While this formulaic quality makes these shows watchable, it can also become a gateway drug for true crime. Instead of archetypes and repetitive plot lines, true crime has something the procedural doesn’t: the unpredictability of real life.
NPR broadcast the first season of Serial in real time, with the slow progress of the investigation meaning that the finale left things unresolved. Similarly, the filmmakers behind The Jinx could never have predicted—spoiler alert—Robert Durst’s errant bathroom confession. Because true crime is unpredictable, the genre can evoke fear and provoke a surge of adrenaline. In fact, some critics believe that audiences love the genre because it allows them to feel a cathartic sense of fear.
But the other side of the coin is the lasting effects of experiencing this fear.
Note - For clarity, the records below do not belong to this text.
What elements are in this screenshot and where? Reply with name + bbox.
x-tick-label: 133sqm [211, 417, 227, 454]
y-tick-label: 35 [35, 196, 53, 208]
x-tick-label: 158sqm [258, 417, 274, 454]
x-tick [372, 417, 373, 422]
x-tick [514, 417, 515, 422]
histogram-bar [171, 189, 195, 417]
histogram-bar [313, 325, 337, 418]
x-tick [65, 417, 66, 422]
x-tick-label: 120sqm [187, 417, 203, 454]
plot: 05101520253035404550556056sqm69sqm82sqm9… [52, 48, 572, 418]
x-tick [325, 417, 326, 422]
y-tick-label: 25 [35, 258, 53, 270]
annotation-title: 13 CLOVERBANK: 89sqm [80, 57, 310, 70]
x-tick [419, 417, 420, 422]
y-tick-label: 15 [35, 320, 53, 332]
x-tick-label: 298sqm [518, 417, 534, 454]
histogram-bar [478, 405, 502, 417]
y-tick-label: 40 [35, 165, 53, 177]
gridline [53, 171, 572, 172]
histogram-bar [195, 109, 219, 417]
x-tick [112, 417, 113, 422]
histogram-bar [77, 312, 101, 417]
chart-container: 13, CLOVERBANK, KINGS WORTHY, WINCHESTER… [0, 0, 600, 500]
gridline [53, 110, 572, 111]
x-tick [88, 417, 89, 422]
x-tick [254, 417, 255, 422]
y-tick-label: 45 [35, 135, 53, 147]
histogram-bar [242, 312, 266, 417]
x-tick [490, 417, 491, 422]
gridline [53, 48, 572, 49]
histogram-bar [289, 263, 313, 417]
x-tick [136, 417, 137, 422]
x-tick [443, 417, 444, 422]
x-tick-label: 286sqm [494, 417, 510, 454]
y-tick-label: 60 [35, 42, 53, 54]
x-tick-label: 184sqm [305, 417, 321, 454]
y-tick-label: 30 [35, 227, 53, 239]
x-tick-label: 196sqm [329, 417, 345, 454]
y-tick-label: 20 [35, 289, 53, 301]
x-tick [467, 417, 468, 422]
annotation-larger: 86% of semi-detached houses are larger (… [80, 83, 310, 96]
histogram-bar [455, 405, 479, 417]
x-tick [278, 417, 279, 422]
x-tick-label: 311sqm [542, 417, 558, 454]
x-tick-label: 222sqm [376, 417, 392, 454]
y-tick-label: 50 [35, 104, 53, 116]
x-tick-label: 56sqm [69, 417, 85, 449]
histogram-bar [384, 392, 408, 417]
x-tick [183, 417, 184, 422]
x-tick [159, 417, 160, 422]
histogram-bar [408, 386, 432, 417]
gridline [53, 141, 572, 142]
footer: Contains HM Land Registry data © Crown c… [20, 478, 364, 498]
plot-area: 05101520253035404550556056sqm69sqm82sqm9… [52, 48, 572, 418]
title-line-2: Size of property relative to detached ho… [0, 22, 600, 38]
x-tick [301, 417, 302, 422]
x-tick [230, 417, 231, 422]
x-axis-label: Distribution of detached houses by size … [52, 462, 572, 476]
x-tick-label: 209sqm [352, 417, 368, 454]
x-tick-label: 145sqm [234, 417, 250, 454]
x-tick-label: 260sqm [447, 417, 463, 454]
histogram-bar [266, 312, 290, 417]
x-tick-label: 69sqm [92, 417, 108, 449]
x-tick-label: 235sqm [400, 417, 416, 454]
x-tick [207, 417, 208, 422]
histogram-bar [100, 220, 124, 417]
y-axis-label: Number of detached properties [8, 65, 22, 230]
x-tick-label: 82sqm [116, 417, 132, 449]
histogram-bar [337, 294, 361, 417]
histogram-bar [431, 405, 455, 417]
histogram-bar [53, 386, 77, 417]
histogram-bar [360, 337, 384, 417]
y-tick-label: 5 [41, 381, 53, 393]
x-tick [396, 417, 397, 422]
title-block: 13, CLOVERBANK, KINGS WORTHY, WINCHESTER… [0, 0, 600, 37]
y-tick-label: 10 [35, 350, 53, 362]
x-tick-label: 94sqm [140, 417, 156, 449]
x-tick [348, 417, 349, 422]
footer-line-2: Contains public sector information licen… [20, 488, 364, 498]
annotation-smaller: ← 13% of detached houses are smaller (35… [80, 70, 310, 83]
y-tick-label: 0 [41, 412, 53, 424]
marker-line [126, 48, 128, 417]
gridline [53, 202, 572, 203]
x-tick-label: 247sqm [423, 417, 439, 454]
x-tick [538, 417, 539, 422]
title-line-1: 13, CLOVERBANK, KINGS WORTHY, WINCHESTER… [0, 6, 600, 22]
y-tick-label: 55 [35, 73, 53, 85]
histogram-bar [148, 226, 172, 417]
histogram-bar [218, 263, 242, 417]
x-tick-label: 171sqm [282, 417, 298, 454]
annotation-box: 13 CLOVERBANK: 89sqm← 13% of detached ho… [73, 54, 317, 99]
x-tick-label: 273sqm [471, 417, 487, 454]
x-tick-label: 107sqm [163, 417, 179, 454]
As Andrea Denhoed recently wrote in The New Republic, “Studies have shown that consuming a lot of crime-related media is correlated with both a perception of increased crime and a higher degree of trust in the competence and good intentions of cops.”
All this, despite falling murder rates, rampant police corruption, and a rising interest in criminal justice reform in the US. We have to ask, what are the effects of these conflicting narratives?
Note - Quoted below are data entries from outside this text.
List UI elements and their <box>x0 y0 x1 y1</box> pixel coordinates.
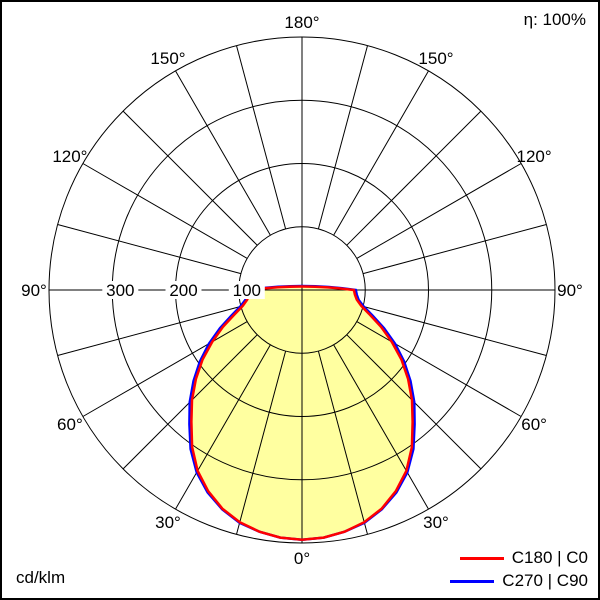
radial-tick-label-300: 300 <box>106 281 134 300</box>
legend-item-c180-c0: C180 | C0 <box>450 548 588 568</box>
grid-spoke-285 <box>57 305 242 356</box>
angle-label-150-right: 150° <box>418 49 453 68</box>
legend: C180 | C0 C270 | C90 <box>450 548 588 591</box>
angle-label-0: 0° <box>294 549 310 568</box>
units-label: cd/klm <box>16 568 66 587</box>
grid-spoke-15 <box>317 350 368 535</box>
grid-spoke-255 <box>57 224 242 275</box>
grid-spoke-120 <box>356 163 522 259</box>
angle-label-30-left: 30° <box>155 513 181 532</box>
grid-spoke-30 <box>333 344 429 510</box>
radial-tick-label-200: 200 <box>169 281 197 300</box>
angle-label-120-right: 120° <box>517 147 552 166</box>
legend-item-c270-c90: C270 | C90 <box>450 571 588 591</box>
grid-spoke-150 <box>333 70 429 236</box>
radial-tick-bg-200 <box>165 281 202 299</box>
radial-tick-bg-300 <box>102 281 139 299</box>
grid-spoke-135 <box>346 110 482 246</box>
legend-label-c270-c90: C270 | C90 <box>502 571 588 590</box>
legend-line-c270-c90 <box>450 579 495 583</box>
grid-spoke-75 <box>362 305 547 356</box>
grid-spoke-105 <box>362 224 547 275</box>
angle-label-60-left: 60° <box>57 415 83 434</box>
angle-label-120-left: 120° <box>52 147 87 166</box>
angle-label-30-right: 30° <box>423 513 449 532</box>
angle-label-180: 180° <box>284 13 319 32</box>
angle-label-150-left: 150° <box>150 49 185 68</box>
radial-tick-label-100: 100 <box>233 281 261 300</box>
grid-spoke-210 <box>175 70 271 236</box>
grid-spoke-195 <box>236 45 287 230</box>
grid-spoke-330 <box>175 344 271 510</box>
grid-spoke-225 <box>122 110 258 246</box>
grid-spoke-345 <box>236 350 287 535</box>
grid-spoke-60 <box>356 321 522 417</box>
grid-spoke-300 <box>82 321 248 417</box>
angle-label-60-right: 60° <box>521 415 547 434</box>
legend-label-c180-c0: C180 | C0 <box>511 548 588 567</box>
efficiency-label: η: 100% <box>523 10 586 29</box>
angle-label-90-left: 90° <box>21 281 47 300</box>
grid-spoke-165 <box>317 45 368 230</box>
legend-line-c180-c0 <box>459 556 504 560</box>
angle-label-90-right: 90° <box>557 281 583 300</box>
curve-c180-c0 <box>190 285 414 542</box>
radial-tick-bg-100 <box>228 281 265 299</box>
grid-spoke-240 <box>82 163 248 259</box>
Stay Sexy and Do Better For Once
The potential effects of true crime on fans aren’t the only qualms when it comes to true crime, of course. Critics are often concerned about the effects on victims and families, and the potential for re-traumatization. And as mentioned earlier, accusations of exploitation and embellishment have followed the genre into this contemporary craze.
Each popular podcast has its own particular critique. The first season of Serial had an obvious bias toward Adnan Syed. In June 2019, the Wondery network dropped host Mike Boudet and his true crime podcast Sword & Scale after he made a misogynistic joke on the show’s Instagram account. But even before this “joke,” former fans took umbrage over the way Boudet maligned those who suffered mental illnesses. (I, for one, despise the breathy way he recounts gory crimes, as if he takes personal pleasure in relishing the details).
Georgia Hardstark and Karen Kilgariff, hosts of My Favorite Murder, recount true crime stories in each episode of their podcast, but their accounts are not vigorously researched and are usually packed with hearsay. Critics have also noted their insensitive comments on sex work, LGBTQ+ issues, and race. While they do make efforts to correct themselves (they literally have a segment called “Corrections Corner,”) they are also adamant that by doing their best, they’re absolved of any blame for their transgressions.
The Future Of True Crime
Generally speaking, the problems that plague true crime plague media and law enforcement as well. All these institutions focus on affluent, white victims at the expense of victims who come from vulnerable communities. Going forward, this is a problem that must be resolved if true crime wants to surpass its sensational past.
Whether or not you are a rabid consumer of true crime content—but particularly if you are—society drills the constant threat of danger into us all from a young age. True crime books, documentaries, TV shows, and podcasts create a sense of control over this inescapable circumstance. But they also feed that fear and paranoia at the same time, creating an ouroboros that heightens our anxiety, no matter how much true crime may make us feel like we have some dominion over the unpredictable. While some examples from the genre may rise above this constant push and pull between paranoia and control, changes must be made to make space for its ever-expanding audience.